FIFA President Gianni Infantino is also an IOC member, meaning he would be in a difficult situation if he backed the idea of holding the World Cup every two years ©Getty Images
FIFA President Gianni Infantino is also an IOC member, meaning he would be in a difficult situation if he backed the idea of holding the World Cup every two years ©Getty Images

• A couple of points on the issue of doubling the number of FIFA World Cups, which has re-entered the football "conversation" in the wake of a feasibility study announced by the governing body last May.

First, rather like fixing a permanent location for the Olympic Games, this is not a new idea; indeed, it tends to pop up with some regularity.

“Radical plan for World Cup every two years,” proclaimed an old story on the front page of the Financial Times written by, er, me; that was in June 2006.

And I note that Goal.com has traced the origins back even further, once noting that Sepp Blatter, FIFA’s former President, "floated the idea of a World Cup every two years as early as 1999".

This is not to say that the concept will never come to pass.
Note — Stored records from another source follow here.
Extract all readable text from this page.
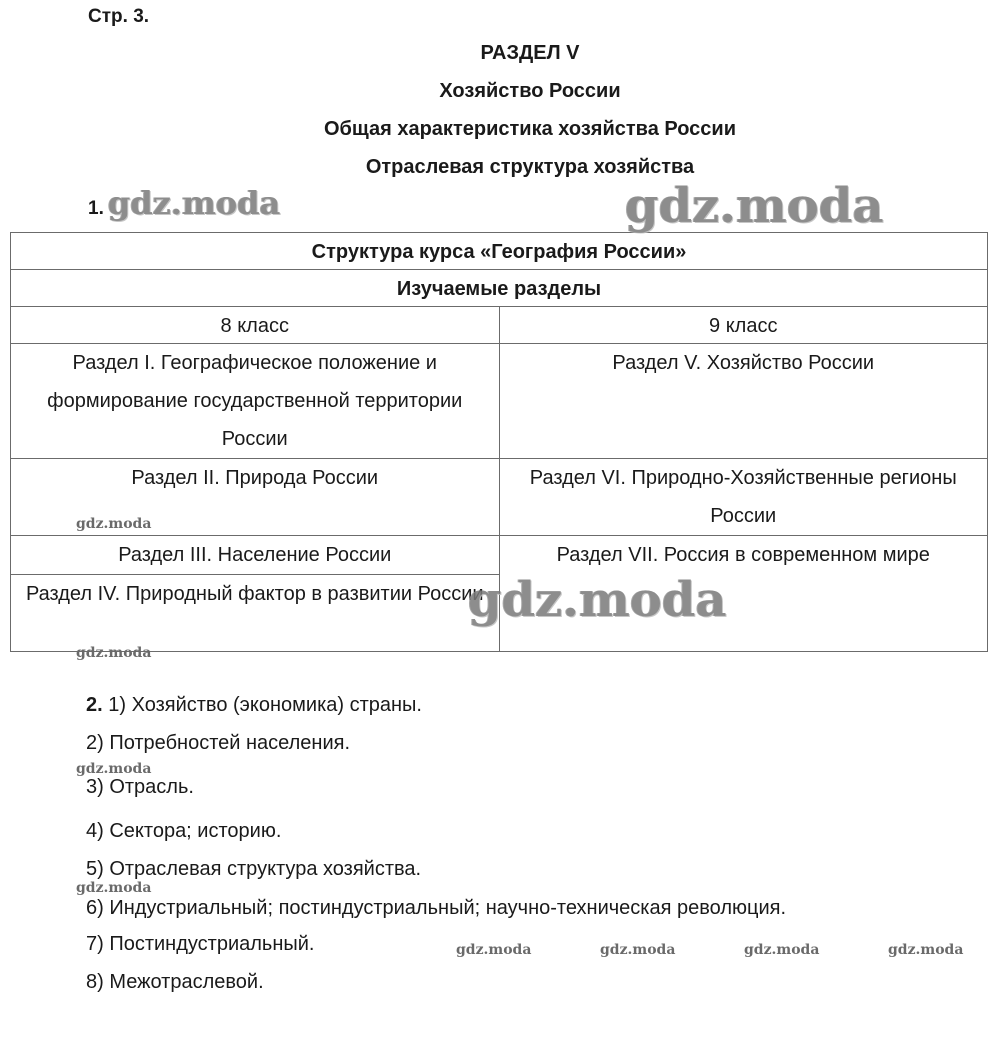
Стр. 3.
РАЗДЕЛ V
Хозяйство России
Общая характеристика хозяйства России
Отраслевая структура хозяйства
1.
Структура курса «География России»	
Изучаемые разделы	
8 класс	9 класс
Раздел I. Географическое положение и формирование государственной территории России	Раздел V. Хозяйство России
Раздел II. Природа России	Раздел VI. Природно-Хозяйственные регионы России
Раздел III. Население России	Раздел VII. Россия в современном мире
Раздел IV. Природный фактор в развитии России	
2. 1) Хозяйство (экономика) страны.
2) Потребностей населения.
3) Отрасль.
4) Сектора; историю.
5) Отраслевая структура хозяйства.
6) Индустриальный; постиндустриальный; научно-техническая революция.
7) Постиндустриальный.
8) Межотраслевой.
gdz.moda	gdz.moda
gdz.moda
gdz.moda
gdz.moda
gdz.moda
gdz.moda
gdz.moda	gdz.moda	gdz.moda	gdz.moda
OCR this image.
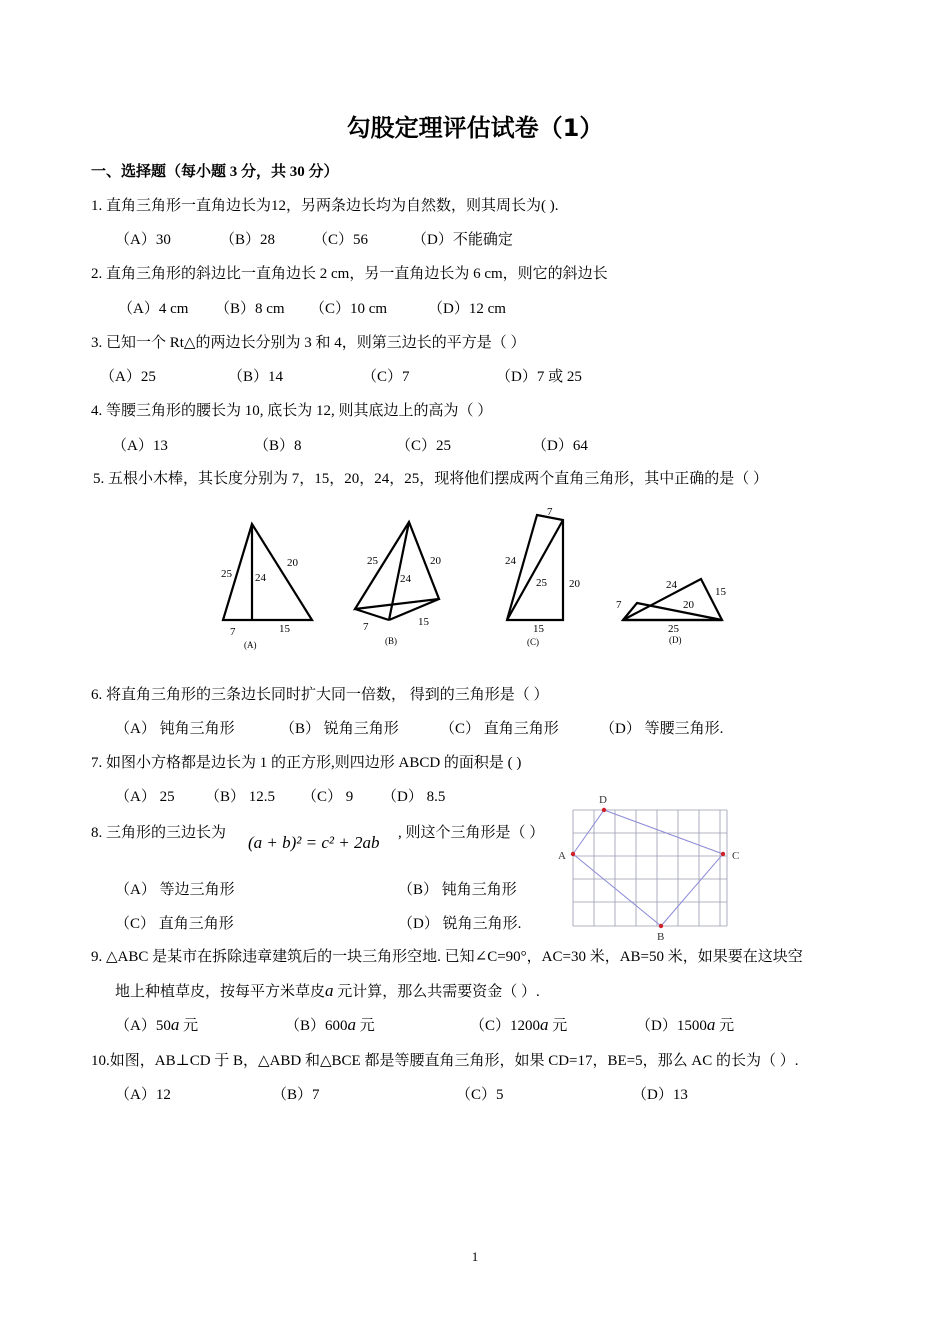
勾股定理评估试卷（1）
一、选择题（每小题 3 分，共 30 分）
1. 直角三角形一直角边长为12，另两条边长均为自然数，则其周长为( ).
（A）30	（B）28	（C）56	（D）不能确定
2. 直角三角形的斜边比一直角边长 2 cm，另一直角边长为 6 cm，则它的斜边长
（A）4 cm （B）8 cm （C）10 cm	（D）12 cm
3. 已知一个 Rt△的两边长分别为 3 和 4，则第三边长的平方是（ ）
（A）25	（B）14	（C）7	（D）7 或 25
4. 等腰三角形的腰长为 10, 底长为 12, 则其底边上的高为（ ）
（A）13	（B）8	（C）25	（D）64
5. 五根小木棒，其长度分别为 7，15，20，24，25，现将他们摆成两个直角三角形，其中正确的是（ ）
25 24
20
7	15
(A)
25
24
20
7	15
(B)
7
24
25 20
15
(C)
7
24
20
15
25
(D)
6. 将直角三角形的三条边长同时扩大同一倍数， 得到的三角形是（ ）
（A） 钝角三角形	（B） 锐角三角形	（C） 直角三角形	（D） 等腰三角形.
7. 如图小方格都是边长为 1 的正方形,则四边形 ABCD 的面积是 ( )
（A） 25 （B） 12.5 （C） 9 （D） 8.5	D
A	C
B
8. 三角形的三边长为 (a + b)² = c² + 2ab , 则这个三角形是（ ）
（A） 等边三角形	（B） 钝角三角形
（C） 直角三角形	（D） 锐角三角形.
9. △ABC 是某市在拆除违章建筑后的一块三角形空地. 已知∠C=90°，AC=30 米，AB=50 米，如果要在这块空
地上种植草皮，按每平方米草皮a 元计算，那么共需要资金（ ）.
（A）50a 元	（B）600a 元	（C）1200a 元	（D）1500a 元
10.如图，AB⊥CD 于 B，△ABD 和△BCE 都是等腰直角三角形，如果 CD=17，BE=5，那么 AC 的长为（ ）.
（A）12	（B）7	（C）5	（D）13
1
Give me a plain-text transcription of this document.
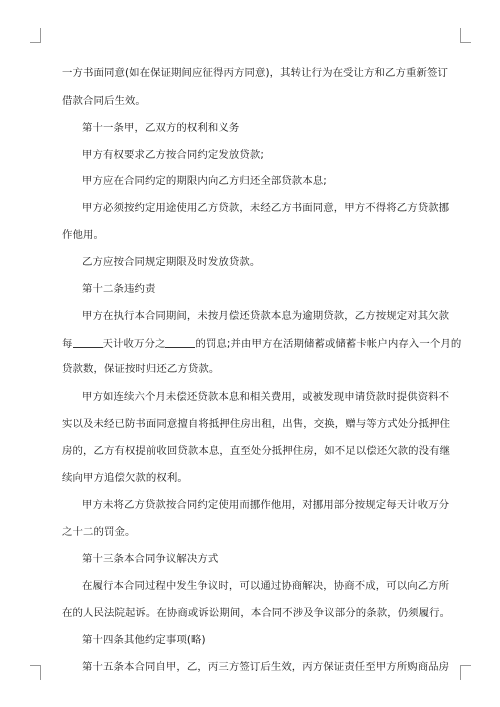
一方书面同意(如在保证期间应征得丙方同意)，其转让行为在受让方和乙方重新签订
借款合同后生效。
第十一条甲，乙双方的权利和义务
甲方有权要求乙方按合同约定发放贷款;
甲方应在合同约定的期限内向乙方归还全部贷款本息;
甲方必须按约定用途使用乙方贷款，未经乙方书面同意，甲方不得将乙方贷款挪
作他用。
乙方应按合同规定期限及时发放贷款。
第十二条违约责
甲方在执行本合同期间，未按月偿还贷款本息为逾期贷款，乙方按规定对其欠款
每	天计收万分之	的罚息;并由甲方在活期储蓄或储蓄卡帐户内存入一个月的
贷款数，保证按时归还乙方贷款。
甲方如连续六个月未偿还贷款本息和相关费用，或被发现申请贷款时提供资料不
实以及未经已防书面同意擅自将抵押住房出租，出售，交换，赠与等方式处分抵押住
房的，乙方有权提前收回贷款本息，直至处分抵押住房，如不足以偿还欠款的没有继
续向甲方追偿欠款的权利。
甲方未将乙方贷款按合同约定使用而挪作他用，对挪用部分按规定每天计收万分
之十二的罚金。
第十三条本合同争议解决方式
在履行本合同过程中发生争议时，可以通过协商解决，协商不成，可以向乙方所
在的人民法院起诉。在协商或诉讼期间，本合同不涉及争议部分的条款，仍须履行。
第十四条其他约定事项(略)
第十五条本合同自甲，乙，丙三方签订后生效，丙方保证责任至甲方所购商品房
Second, Gianni Infantino, FIFA’s current President, is, of course, an International Olympic Committee (IOC) member.

This means he has taken an oath promising, among other things, to serve the Olympic Movement to the best of his ability, to always act independently of commercial and political interests and to promote the interests of the IOC and Olympic Movement.

It seems to me pretty obvious that doubling the frequency of World Cups could have a severe impact on the Olympic Movement, if it meant the football flagship and the Summer Games being staged, once every four years, in the same summer.

This has got me wondering whether, with Qatar 2022 about to set a precedent, any extra World Cups might end up being scheduled for northern-hemisphere winters.

This might suit the Saudi Arabian Football Federation, whose proposal led to the feasibility study idea being approved.